250g shortcrust pastry
20g low sugar orange marmalade
120ml skimmed milk
60g skimmed milk powder
60g cocoa powder, plus extra for dusting
1/2tsp lemon zest, finely grated
1/2tsp orange zest, finely grated
1/2tsp vanilla essence
4tsp chocolate essence
1/2 sachet gelatine crystals
9tbsp hot water
4 egg yolks
5tbsp granular Canderel
200ml low fat creme fraiche, to serve
16 orange segments, to serve

Roll out the pastry and use it to line a loose bottomed tin.  Chill for 30 mins.  Preheat the oven to 180, gas mark 4.
Bake the pastry for 25 mins or until golden brown.  If the pastry bubbles whilst cooking press it down with the back of a spoon.
Remove from the oven and allow to cool.  Warm the marmalade then brush it over the pastry and set aside.  Meanwhile, warm the skimmed milk and powder on a gentle heat until it almost boils.

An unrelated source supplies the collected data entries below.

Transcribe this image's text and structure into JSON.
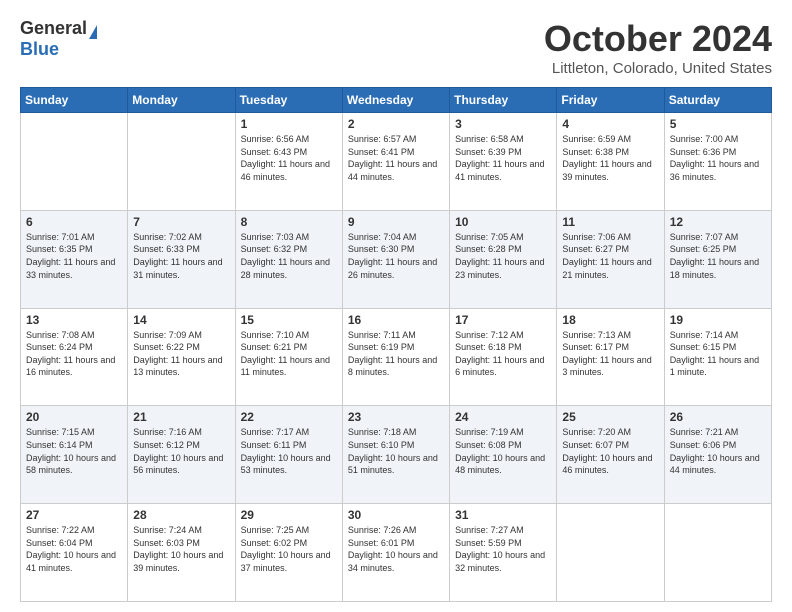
{
  "logo": {
    "general": "General",
    "blue": "Blue"
  },
  "title": "October 2024",
  "location": "Littleton, Colorado, United States",
  "weekdays": [
    "Sunday",
    "Monday",
    "Tuesday",
    "Wednesday",
    "Thursday",
    "Friday",
    "Saturday"
  ],
  "weeks": [
    [
      {
        "day": "",
        "sunrise": "",
        "sunset": "",
        "daylight": ""
      },
      {
        "day": "",
        "sunrise": "",
        "sunset": "",
        "daylight": ""
      },
      {
        "day": "1",
        "sunrise": "Sunrise: 6:56 AM",
        "sunset": "Sunset: 6:43 PM",
        "daylight": "Daylight: 11 hours and 46 minutes."
      },
      {
        "day": "2",
        "sunrise": "Sunrise: 6:57 AM",
        "sunset": "Sunset: 6:41 PM",
        "daylight": "Daylight: 11 hours and 44 minutes."
      },
      {
        "day": "3",
        "sunrise": "Sunrise: 6:58 AM",
        "sunset": "Sunset: 6:39 PM",
        "daylight": "Daylight: 11 hours and 41 minutes."
      },
      {
        "day": "4",
        "sunrise": "Sunrise: 6:59 AM",
        "sunset": "Sunset: 6:38 PM",
        "daylight": "Daylight: 11 hours and 39 minutes."
      },
      {
        "day": "5",
        "sunrise": "Sunrise: 7:00 AM",
        "sunset": "Sunset: 6:36 PM",
        "daylight": "Daylight: 11 hours and 36 minutes."
      }
    ],
    [
      {
        "day": "6",
        "sunrise": "Sunrise: 7:01 AM",
        "sunset": "Sunset: 6:35 PM",
        "daylight": "Daylight: 11 hours and 33 minutes."
      },
      {
        "day": "7",
        "sunrise": "Sunrise: 7:02 AM",
        "sunset": "Sunset: 6:33 PM",
        "daylight": "Daylight: 11 hours and 31 minutes."
      },
      {
        "day": "8",
        "sunrise": "Sunrise: 7:03 AM",
        "sunset": "Sunset: 6:32 PM",
        "daylight": "Daylight: 11 hours and 28 minutes."
      },
      {
        "day": "9",
        "sunrise": "Sunrise: 7:04 AM",
        "sunset": "Sunset: 6:30 PM",
        "daylight": "Daylight: 11 hours and 26 minutes."
      },
      {
        "day": "10",
        "sunrise": "Sunrise: 7:05 AM",
        "sunset": "Sunset: 6:28 PM",
        "daylight": "Daylight: 11 hours and 23 minutes."
      },
      {
        "day": "11",
        "sunrise": "Sunrise: 7:06 AM",
        "sunset": "Sunset: 6:27 PM",
        "daylight": "Daylight: 11 hours and 21 minutes."
      },
      {
        "day": "12",
        "sunrise": "Sunrise: 7:07 AM",
        "sunset": "Sunset: 6:25 PM",
        "daylight": "Daylight: 11 hours and 18 minutes."
      }
    ],
    [
      {
        "day": "13",
        "sunrise": "Sunrise: 7:08 AM",
        "sunset": "Sunset: 6:24 PM",
        "daylight": "Daylight: 11 hours and 16 minutes."
      },
      {
        "day": "14",
        "sunrise": "Sunrise: 7:09 AM",
        "sunset": "Sunset: 6:22 PM",
        "daylight": "Daylight: 11 hours and 13 minutes."
      },
      {
        "day": "15",
        "sunrise": "Sunrise: 7:10 AM",
        "sunset": "Sunset: 6:21 PM",
        "daylight": "Daylight: 11 hours and 11 minutes."
      },
      {
        "day": "16",
        "sunrise": "Sunrise: 7:11 AM",
        "sunset": "Sunset: 6:19 PM",
        "daylight": "Daylight: 11 hours and 8 minutes."
      },
      {
        "day": "17",
        "sunrise": "Sunrise: 7:12 AM",
        "sunset": "Sunset: 6:18 PM",
        "daylight": "Daylight: 11 hours and 6 minutes."
      },
      {
        "day": "18",
        "sunrise": "Sunrise: 7:13 AM",
        "sunset": "Sunset: 6:17 PM",
        "daylight": "Daylight: 11 hours and 3 minutes."
      },
      {
        "day": "19",
        "sunrise": "Sunrise: 7:14 AM",
        "sunset": "Sunset: 6:15 PM",
        "daylight": "Daylight: 11 hours and 1 minute."
      }
    ],
    [
      {
        "day": "20",
        "sunrise": "Sunrise: 7:15 AM",
        "sunset": "Sunset: 6:14 PM",
        "daylight": "Daylight: 10 hours and 58 minutes."
      },
      {
        "day": "21",
        "sunrise": "Sunrise: 7:16 AM",
        "sunset": "Sunset: 6:12 PM",
        "daylight": "Daylight: 10 hours and 56 minutes."
      },
      {
        "day": "22",
        "sunrise": "Sunrise: 7:17 AM",
        "sunset": "Sunset: 6:11 PM",
        "daylight": "Daylight: 10 hours and 53 minutes."
      },
      {
        "day": "23",
        "sunrise": "Sunrise: 7:18 AM",
        "sunset": "Sunset: 6:10 PM",
        "daylight": "Daylight: 10 hours and 51 minutes."
      },
      {
        "day": "24",
        "sunrise": "Sunrise: 7:19 AM",
        "sunset": "Sunset: 6:08 PM",
        "daylight": "Daylight: 10 hours and 48 minutes."
      },
      {
        "day": "25",
        "sunrise": "Sunrise: 7:20 AM",
        "sunset": "Sunset: 6:07 PM",
        "daylight": "Daylight: 10 hours and 46 minutes."
      },
      {
        "day": "26",
        "sunrise": "Sunrise: 7:21 AM",
        "sunset": "Sunset: 6:06 PM",
        "daylight": "Daylight: 10 hours and 44 minutes."
      }
    ],
    [
      {
        "day": "27",
        "sunrise": "Sunrise: 7:22 AM",
        "sunset": "Sunset: 6:04 PM",
        "daylight": "Daylight: 10 hours and 41 minutes."
      },
      {
        "day": "28",
        "sunrise": "Sunrise: 7:24 AM",
        "sunset": "Sunset: 6:03 PM",
        "daylight": "Daylight: 10 hours and 39 minutes."
      },
      {
        "day": "29",
        "sunrise": "Sunrise: 7:25 AM",
        "sunset": "Sunset: 6:02 PM",
        "daylight": "Daylight: 10 hours and 37 minutes."
      },
      {
        "day": "30",
        "sunrise": "Sunrise: 7:26 AM",
        "sunset": "Sunset: 6:01 PM",
        "daylight": "Daylight: 10 hours and 34 minutes."
      },
      {
        "day": "31",
        "sunrise": "Sunrise: 7:27 AM",
        "sunset": "Sunset: 5:59 PM",
        "daylight": "Daylight: 10 hours and 32 minutes."
      },
      {
        "day": "",
        "sunrise": "",
        "sunset": "",
        "daylight": ""
      },
      {
        "day": "",
        "sunrise": "",
        "sunset": "",
        "daylight": ""
      }
    ]
  ]
}
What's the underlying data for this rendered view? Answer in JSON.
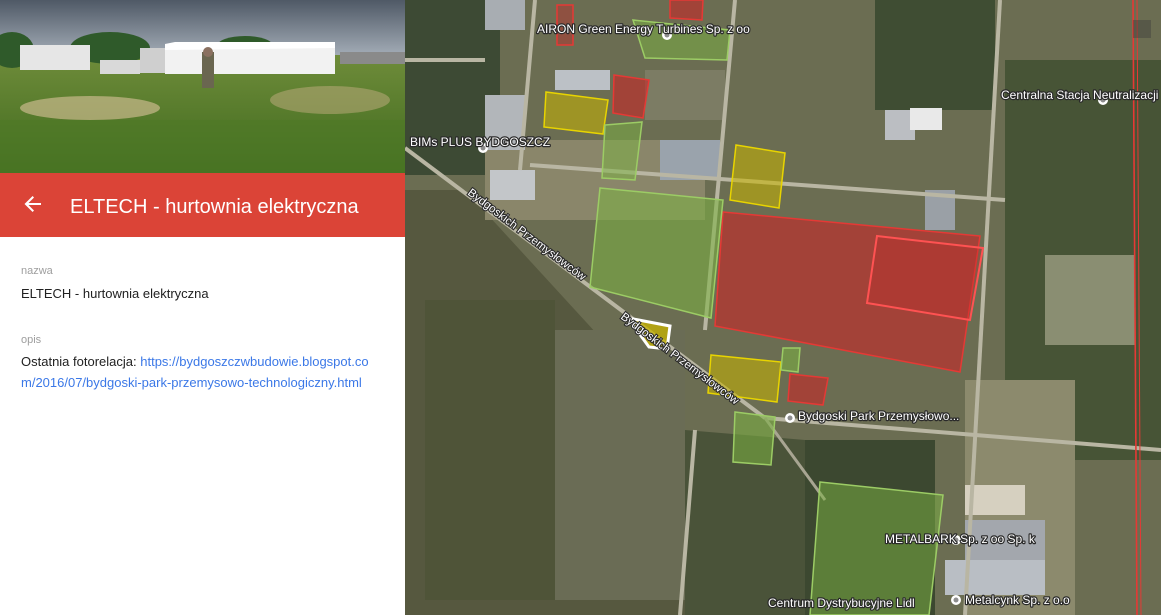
{
  "feature": {
    "title": "ELTECH - hurtownia elektryczna",
    "back_icon": "arrow-left-icon",
    "fields": [
      {
        "label": "nazwa",
        "value": "ELTECH - hurtownia elektryczna"
      },
      {
        "label": "opis",
        "value_prefix": "Ostatnia fotorelacja: ",
        "link": "https://bydgoszczwbudowie.blogspot.com/2016/07/bydgoski-park-przemysowo-technologiczny.html"
      }
    ]
  },
  "colors": {
    "header_bg": "#db4437",
    "zone_red": "#c62828",
    "zone_yellow": "#c8b400",
    "zone_green": "#7cb342",
    "selected_outline": "#ffffff",
    "link": "#3b78e7"
  },
  "map": {
    "labels": [
      "AIRON Green Energy Turbines Sp. z oo",
      "BIMs PLUS BYDGOSZCZ",
      "Centralna Stacja Neutralizacji",
      "Bydgoski Park Przemysłowo...",
      "METALBARK Sp. z oo Sp. k",
      "Centrum Dystrybucyjne Lidl",
      "Metalcynk Sp. z o.o"
    ],
    "road_label": "Bydgoskich Przemysłowców"
  }
}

Take off the heat and whisk in the cocoa powder, zest, vanilla and chocolate essence.  Dissolve the gelatine in 3tbsp hot water and then add to the chocolate mix.  Bring the remaining water to the boil.
Lightly whisk the egg yolks.  Gradually whisk in the remaining boiling water, then mix in the Canderel and stir until smooth.
Pour the chocolate filling in to the pastry.  Cover and chill overnight.  When it's ready to serve, dust with cocoa powder and serve with creme fraiche and fresh orange segments.